Yes, this requires you to live long enough to claim the objective first, but I haven't seen that be much of an issue.
In due time your opponent will move around your cover and/or you'll need to use actions to not-dodge. It's not horribly imbalanced, but it's a slant towards imperials. I personally don't think Legion's imbalanced as wargames go. But heck not even chess is perfectly balanced, what do people expect?
1 hour ago, Thalandar said:Enlighten me, what is the 40k way of building a table?
It has varied over the years and will vary group to group. I don't know what Raven KS would say it is. The old general wisdom for 40k for us was, use at least one of every kind of scenery you own (cover, blocking, rough terrain, visually clear but impassable, etc.) and take turns placing 1 piece per sq foot or so. Keep taller buildings and hills near the center of the table to avoid horrible imbalances.
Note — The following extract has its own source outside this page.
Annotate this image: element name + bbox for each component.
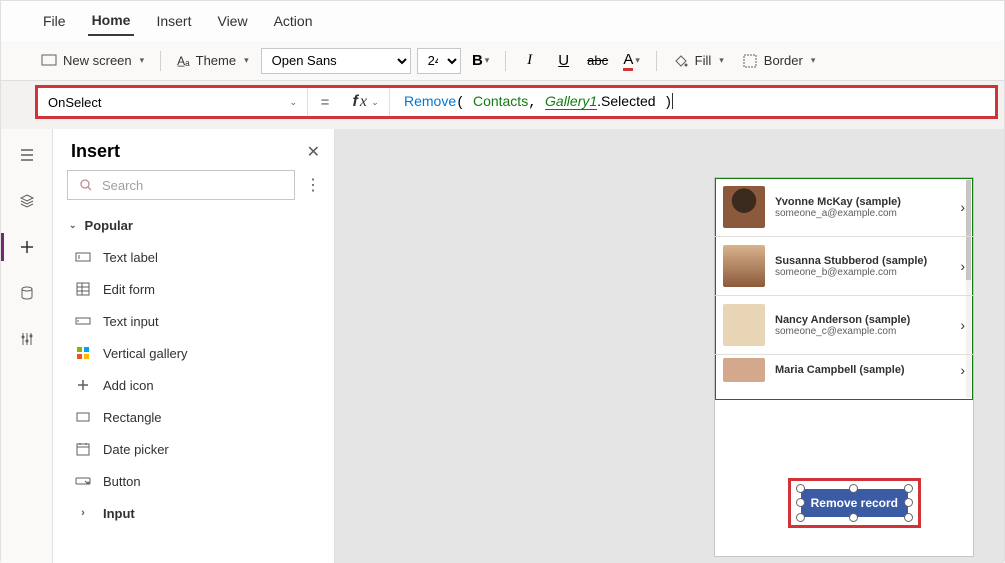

If in doubt err on the side of more terrain. Everyone has to place at least one piece, then when someone says they think there's enough terrain, their opponent can place 2 more pieces in a row and then that's that. You do this before you know who deploys where, or what the mission is.
The other even older 40k way was, one player sets up the whole table, alone. The other player gets first pick of the deployment zones.
So a few big buildings, a few hills, a pond, an area of rubble, and about 20 fences, stacks of crates, or small ruins, that would about do you for 40k. They used to say to cover half or more the table in scenery.